- Charter network Concept Schools, its contractors, and “many of its privately run, taxpayer-financed charter schools across the Midwest" allegedly "enaged in a scheme to defraud a federal program," the Chicago Sun Times reports.
- The fraud may go back as far as 2007, and also involves what might be an intentional plan to defraud the federal government’s E-Rate program — which is aimed at proving equal access to high-speed Internet in U.S. schools — by violating its “fair and open competitive bidding” rules.
- The charter network in question operates a reported 30 schools in Illinois and has a presence in five other states, as well.
“The newly obtained search-warrant applications provide the first glimpse of what investigators suspected — that Concept violated the E-Rate program’s 'fair and open competitive bidding 'rules,” the Chicago Sun-Times reports. “The documents also identify Concept executives and contractors who have come under scrutiny.”
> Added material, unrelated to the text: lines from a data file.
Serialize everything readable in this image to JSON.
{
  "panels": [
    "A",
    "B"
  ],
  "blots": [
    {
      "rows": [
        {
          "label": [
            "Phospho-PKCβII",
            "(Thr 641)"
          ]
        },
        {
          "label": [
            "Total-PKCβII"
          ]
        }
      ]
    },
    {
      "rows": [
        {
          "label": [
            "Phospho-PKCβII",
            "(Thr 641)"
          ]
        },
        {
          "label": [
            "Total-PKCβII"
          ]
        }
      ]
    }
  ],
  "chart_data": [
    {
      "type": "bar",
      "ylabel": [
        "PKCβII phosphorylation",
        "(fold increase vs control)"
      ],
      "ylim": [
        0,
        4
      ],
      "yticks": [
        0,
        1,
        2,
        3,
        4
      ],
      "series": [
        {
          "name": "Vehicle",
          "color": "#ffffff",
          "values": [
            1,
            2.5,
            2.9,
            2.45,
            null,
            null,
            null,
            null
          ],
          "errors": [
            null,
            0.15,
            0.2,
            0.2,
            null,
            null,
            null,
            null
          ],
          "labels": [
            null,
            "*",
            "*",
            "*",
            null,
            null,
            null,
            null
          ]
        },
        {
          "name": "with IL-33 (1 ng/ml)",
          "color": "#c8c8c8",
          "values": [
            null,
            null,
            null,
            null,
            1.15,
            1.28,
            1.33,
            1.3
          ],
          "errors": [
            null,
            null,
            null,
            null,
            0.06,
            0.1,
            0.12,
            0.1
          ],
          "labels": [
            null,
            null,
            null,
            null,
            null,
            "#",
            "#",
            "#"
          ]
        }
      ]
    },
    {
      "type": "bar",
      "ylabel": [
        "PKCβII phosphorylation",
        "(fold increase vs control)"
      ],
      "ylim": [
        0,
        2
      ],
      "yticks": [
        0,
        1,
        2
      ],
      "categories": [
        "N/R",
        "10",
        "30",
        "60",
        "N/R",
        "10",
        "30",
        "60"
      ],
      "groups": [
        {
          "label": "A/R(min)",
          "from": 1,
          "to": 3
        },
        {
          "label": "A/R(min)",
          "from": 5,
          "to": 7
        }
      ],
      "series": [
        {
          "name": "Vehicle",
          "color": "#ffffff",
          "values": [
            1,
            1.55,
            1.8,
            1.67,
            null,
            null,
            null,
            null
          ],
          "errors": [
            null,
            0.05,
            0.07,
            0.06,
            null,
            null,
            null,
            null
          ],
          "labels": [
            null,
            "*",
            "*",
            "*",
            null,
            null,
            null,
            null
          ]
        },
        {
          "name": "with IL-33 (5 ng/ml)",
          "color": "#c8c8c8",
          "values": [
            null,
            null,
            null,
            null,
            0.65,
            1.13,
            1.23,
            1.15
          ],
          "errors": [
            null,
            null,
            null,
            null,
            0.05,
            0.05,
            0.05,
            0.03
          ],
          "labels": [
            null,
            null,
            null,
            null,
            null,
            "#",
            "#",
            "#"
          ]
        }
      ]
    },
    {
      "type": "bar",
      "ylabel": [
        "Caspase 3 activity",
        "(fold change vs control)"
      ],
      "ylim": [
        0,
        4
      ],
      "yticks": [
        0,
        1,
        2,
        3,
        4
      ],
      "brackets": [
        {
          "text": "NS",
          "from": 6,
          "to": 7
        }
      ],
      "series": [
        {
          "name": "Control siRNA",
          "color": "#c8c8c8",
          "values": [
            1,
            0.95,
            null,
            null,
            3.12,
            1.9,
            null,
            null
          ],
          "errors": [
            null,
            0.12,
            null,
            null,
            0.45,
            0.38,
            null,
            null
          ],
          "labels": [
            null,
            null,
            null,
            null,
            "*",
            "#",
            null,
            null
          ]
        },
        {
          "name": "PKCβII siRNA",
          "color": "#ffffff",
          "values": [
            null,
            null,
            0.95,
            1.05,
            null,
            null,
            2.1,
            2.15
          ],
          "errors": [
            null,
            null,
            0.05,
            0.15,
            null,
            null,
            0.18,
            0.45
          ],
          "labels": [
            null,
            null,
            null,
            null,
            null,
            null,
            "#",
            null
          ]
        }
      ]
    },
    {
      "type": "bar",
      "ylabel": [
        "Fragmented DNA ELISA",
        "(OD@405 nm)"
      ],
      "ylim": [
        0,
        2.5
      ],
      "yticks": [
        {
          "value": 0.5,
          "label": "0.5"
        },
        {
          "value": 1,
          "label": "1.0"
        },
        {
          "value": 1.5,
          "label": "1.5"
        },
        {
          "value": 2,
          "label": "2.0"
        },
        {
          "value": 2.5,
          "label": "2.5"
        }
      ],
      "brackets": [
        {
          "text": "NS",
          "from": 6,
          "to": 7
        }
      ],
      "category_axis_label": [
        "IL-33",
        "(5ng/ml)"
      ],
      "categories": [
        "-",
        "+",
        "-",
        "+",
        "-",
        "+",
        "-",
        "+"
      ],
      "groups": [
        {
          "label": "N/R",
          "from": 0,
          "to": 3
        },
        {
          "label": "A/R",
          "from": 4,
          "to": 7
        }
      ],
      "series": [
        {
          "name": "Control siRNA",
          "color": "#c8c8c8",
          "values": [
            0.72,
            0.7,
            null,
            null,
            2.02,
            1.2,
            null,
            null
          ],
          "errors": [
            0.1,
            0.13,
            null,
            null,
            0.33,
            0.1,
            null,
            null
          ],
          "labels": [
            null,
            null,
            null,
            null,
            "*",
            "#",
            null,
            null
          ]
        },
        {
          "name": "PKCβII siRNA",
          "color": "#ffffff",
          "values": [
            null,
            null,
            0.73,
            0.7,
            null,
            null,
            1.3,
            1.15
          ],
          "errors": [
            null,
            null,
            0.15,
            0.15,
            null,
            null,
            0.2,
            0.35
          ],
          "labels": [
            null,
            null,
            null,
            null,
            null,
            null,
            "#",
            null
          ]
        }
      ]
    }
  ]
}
According to Geoffrey Wood, an agent tasked with investigatingthe case on behalf of the U.S. Department of Education, "By giving work to related vendors, Concept was able to direct large portions of E-Rate program money away from the charter schools and the E-Rate program and enrich those particular vendors."
Core Group Inc. received $2.8 million dollars worth of E-Rate funding was funneled to a single company, Core Group Inc. This isn’t the first time that Concept Schools have come under fire for wrongdoing. Last year, the Associated Press revealed that “accounts of sex games, test tampering and other potentially criminal misdeeds” had happened at one Concept school, prompting the Ohio State Board of Ed to investigate.
Concept Schools are also alleged to be associated with the influential U.S.-based Muslim cleric and Turkish scholar Fethullah Gülen, who heads a religious and social movement, commonly referred to as “Hizmet,” Turkish for “the service.”
In Florida, a similar scandal involving involving the misuse of public funds is unfolding, with charter schools alleged to have misused a total od $70 million dollars after a controversial state Legislature decision granted charters money “for capital expenses — which can include ‘construction costs, rent payments, buses and even property insurance,’” the Miami Herald reported.